BypassEngine.hashRequest() creates deterministic identifiers:

return request.method() + "|" + request.url() + "|" + request.bodyToString().hashCode();

Prevents duplicate bypass attempts for identical requests.

Thread Safety

Table

Component Mechanism
logEntries CopyOnWriteArrayList
pendingEntries ConcurrentHashMap atomic operations
bypassEngine ConcurrentHashMap merge operations
UI updates SwingUtilities.invokeLater()

Resource Cleanup

ExecutorService shutdown sequence:

  1. shutdown() — graceful termination
  2. awaitTermination(5, SECONDS) — wait for completion
  3. shutdownNow() — forceful cleanup if timeout exceeded

Future Roadmap

Table

Enhancement Description Priority
HTTP/2 Headers :authority, :scheme pseudo-headers Medium
Header Case Variation x-forwarded-for vs X-Forwarded-For Medium
ML-Based Detection Response similarity analysis Low
Automated Reporting Direct Jira/Slack integration Medium
Collaborative Features Shared payload repositories Low
Plugin API Custom bypass module interface High

(Success Popups): The extension triggers real-time popup notifications upon successful bypass detection, instantly highlighting the technique used and the original blocked status. This immediate feedback loop helps testers identify working vectors without manually sifting through proxy history.

Controls Tab): The main dashboard offers granular control over the bypass engine, from enabling loop prevention and scope restrictions to toggling authentication stripping. These switches allow precise tuning of how aggressively the extension modifies intercepted traffic.

(Live Logs Table): The Live Logs tab presents a clean, color-coded table of all bypass attempts with a right-click context menu for quick actions. Statistics at the top summarize total attempts, blocked responses, and real success rate at a glance.

(Request Viewer): A built-in diff viewer compares the original 403 Forbidden response against the modified successful request, exposing exactly which header or method change flipped the server’s decision. This transparency is critical for understanding why a bypass worked.

(Advanced Settings): Advanced configuration covers concurrent threading, request delays, and optional sound alerts for successful hits. Crucially, it lets users define whether automatic bypass attempts should include method switching or authorization removal.

(Payloads Tab): The Payloads tab exposes the full arsenal of bypass headers—X-Forwarded-For, X-Real-IP, X-Originating-IP and more—with editable values and enable toggles. Users can customize, add, or remove payloads to adapt to specific target behaviors.
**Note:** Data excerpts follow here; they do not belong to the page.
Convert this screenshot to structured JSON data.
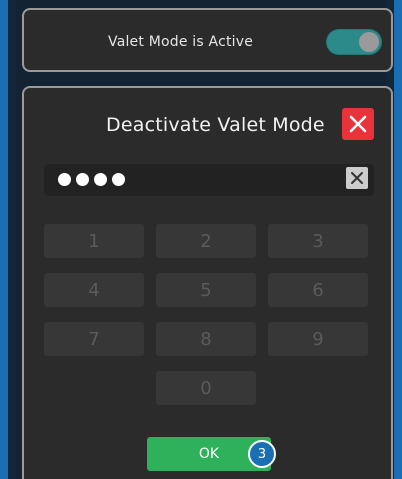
{
  "top_card": {
    "label": "Valet Mode is Active",
    "toggle_on": true
  },
  "dialog": {
    "title": "Deactivate Valet Mode",
    "pin_masked_count": 4,
    "keypad": [
      "1",
      "2",
      "3",
      "4",
      "5",
      "6",
      "7",
      "8",
      "9",
      "0"
    ],
    "ok_label": "OK",
    "step_badge": "3"
  },
  "colors": {
    "frame_border": "#1a6fb4",
    "toggle_on": "#2c8a8a",
    "close_red": "#e8333a",
    "ok_green": "#2db15a",
    "badge_blue": "#1a6fb4"
  },
  "icons": {
    "close": "close-icon",
    "clear": "clear-icon"
  }
}
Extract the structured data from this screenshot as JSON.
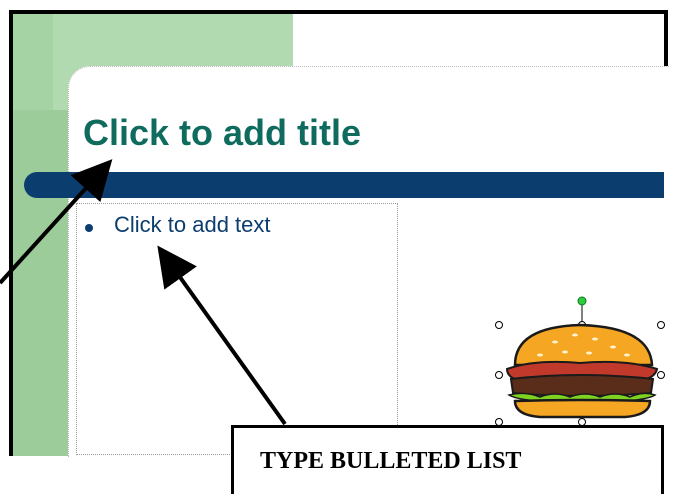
{
  "slide": {
    "title_placeholder": "Click to add title",
    "body_placeholder": "Click to add text"
  },
  "callout": {
    "label": "TYPE BULLETED LIST"
  },
  "clipart": {
    "icon": "hamburger-icon",
    "selected": true
  },
  "colors": {
    "title": "#0f6b5d",
    "accent_bar": "#0b3d6e",
    "sidebar_green": "#9ccc9a"
  }
}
(About Tab): A clean About screen credits the developer and adds a personal touch with the ninja artwork and Arabic prayer text. It reminds users that behind the tool is a dedicated builder invested in the community.

(Test Lab & Full Stats): The extension was validated against a custom test laboratory simulating IP-based, method-based, path-based, auth-header, rate-limiting, and combined bypass scenarios. The final statistics—11 real bypasses out of 24 blocked attempts—demonstrate a solid 45.8% success rate across diverse protection mechanisms.


Conclusion

Sala7-Bypass transforms access control testing from manual, error-prone individual request manipulation into systematic, observable, and reportable automated testing. By combining five major bypass vectors—IP spoofing, method switching, authentication removal, path manipulation, and rate limiting circumvention—within a single Burp Suite extension, it increases bypass discovery probability while reducing testing time from hours to minutes.

The integrated real-time statistics, color-coded visual feedback, and one-click export capabilities provide the transparency that professional penetration testers need to understand, verify, and report their findings with confidence.

Key Takeaway: Access control bypasses are not edge cases—they are endemic. Sala7-Bypass provides the systematic approach needed to find them efficiently.